Related papers: AGC-Drive: A Large-Scale Dataset for Real-World Aerial-Ground Collaboration in Driving Scenarios

AGC-Drive: A Large-Scale Dataset for Real-World Aerial-Ground Collaboration in Driving Scenarios

URL: http://arxiv.org/abs/2506.16371v1
Date: Thu, 19 Jun 2025 14:48:43 GMT
Title: AGC-Drive: A Large-Scale Dataset for Real-World Aerial-Ground Collaboration in Driving Scenarios
Authors: Yunhao Hou, Bochao Zou, Min Zhang, Ran Chen, Shangdong Yang, Yanmei Zhang, Junbao Zhuo, Siheng Chen, Jiansheng Chen, Huimin Ma,
Abstract summary: We present AGC-Drive, the first large-scale real-world dataset for Aerial-Ground Cooperative 3D perception.<n>The dataset covers 14 diverse real-world driving scenarios, including urban roundabouts, highway tunnels, and on/off ramps.<n>We provide benchmarks for two 3D perception tasks: vehicle-to-vehicle collaborative perception and vehicle-to-infrastructure collaborative perception.
Score: 45.225172917280254
License: http://arxiv.org/licenses/nonexclusive-distrib/1.0/
Abstract: By sharing information across multiple agents, collaborative perception helps autonomous vehicles mitigate occlusions and improve overall perception accuracy.

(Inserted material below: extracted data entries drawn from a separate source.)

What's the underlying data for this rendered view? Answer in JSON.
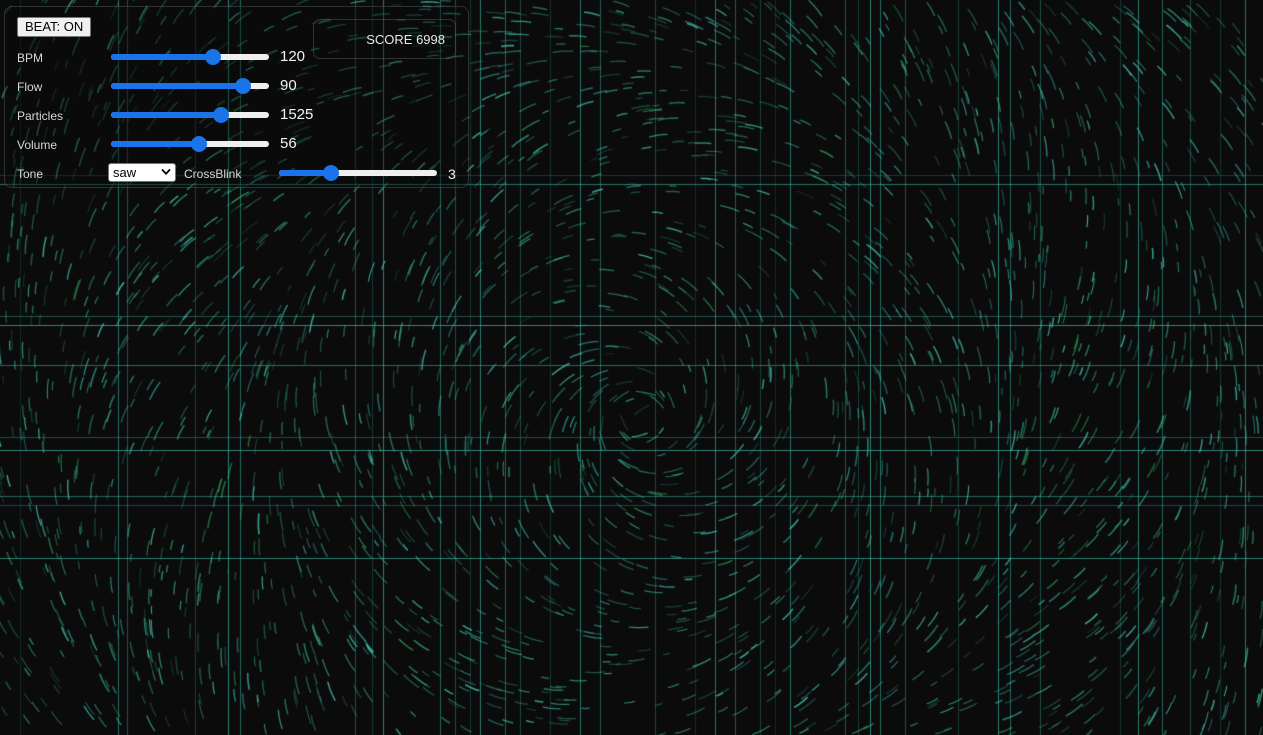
{
  "controls": {
    "beat_button": "BEAT: ON",
    "sliders": [
      {
        "key": "bpm",
        "label": "BPM",
        "value": "120",
        "fraction": 0.66
      },
      {
        "key": "flow",
        "label": "Flow",
        "value": "90",
        "fraction": 0.87
      },
      {
        "key": "particles",
        "label": "Particles",
        "value": "1525",
        "fraction": 0.72
      },
      {
        "key": "volume",
        "label": "Volume",
        "value": "56",
        "fraction": 0.56
      }
    ],
    "tone": {
      "label": "Tone",
      "selected": "saw"
    },
    "crossblink": {
      "label": "CrossBlink",
      "value": "3",
      "fraction": 0.31
    }
  },
  "score": {
    "text": "SCORE 6998"
  },
  "colors": {
    "background": "#0b0b0b",
    "accent": "#1a73e8",
    "streak_teal": "#3fbfa8",
    "streak_green": "#2e9a5a",
    "grid_line": "#3fc8b4"
  },
  "icons": {
    "select_arrow": "chevron-down-icon"
  }
}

While most previous work focus on vehicle-to-vehicle and vehicle-to-infrastructure collaboration, with limited attention to aerial perspectives provided by UAVs, which uniquely offer dynamic, top-down views to alleviate occlusions and monitor large-scale interactive environments. A major reason for this is the lack of high-quality datasets for aerial-ground collaborative scenarios. To bridge this gap, we present AGC-Drive, the first large-scale real-world dataset for Aerial-Ground Cooperative 3D perception. The data collection platform consists of two vehicles, each equipped with five cameras and one LiDAR sensor, and one UAV carrying a forward-facing camera and a LiDAR sensor, enabling comprehensive multi-view and multi-agent perception. Consisting of approximately 120K LiDAR frames and 440K images, the dataset covers 14 diverse real-world driving scenarios, including urban roundabouts, highway tunnels, and on/off ramps. Notably, 19.5% of the data comprises dynamic interaction events, including vehicle cut-ins, cut-outs, and frequent lane changes. AGC-Drive contains 400 scenes, each with approximately 100 frames and fully annotated 3D bounding boxes covering 13 object categories. We provide benchmarks for two 3D perception tasks: vehicle-to-vehicle collaborative perception and vehicle-to-UAV collaborative perception. Additionally, we release an open-source toolkit, including spatiotemporal alignment verification tools, multi-agent visualization systems, and collaborative annotation utilities. The dataset and code are available at https://github.com/PercepX/AGC-Drive.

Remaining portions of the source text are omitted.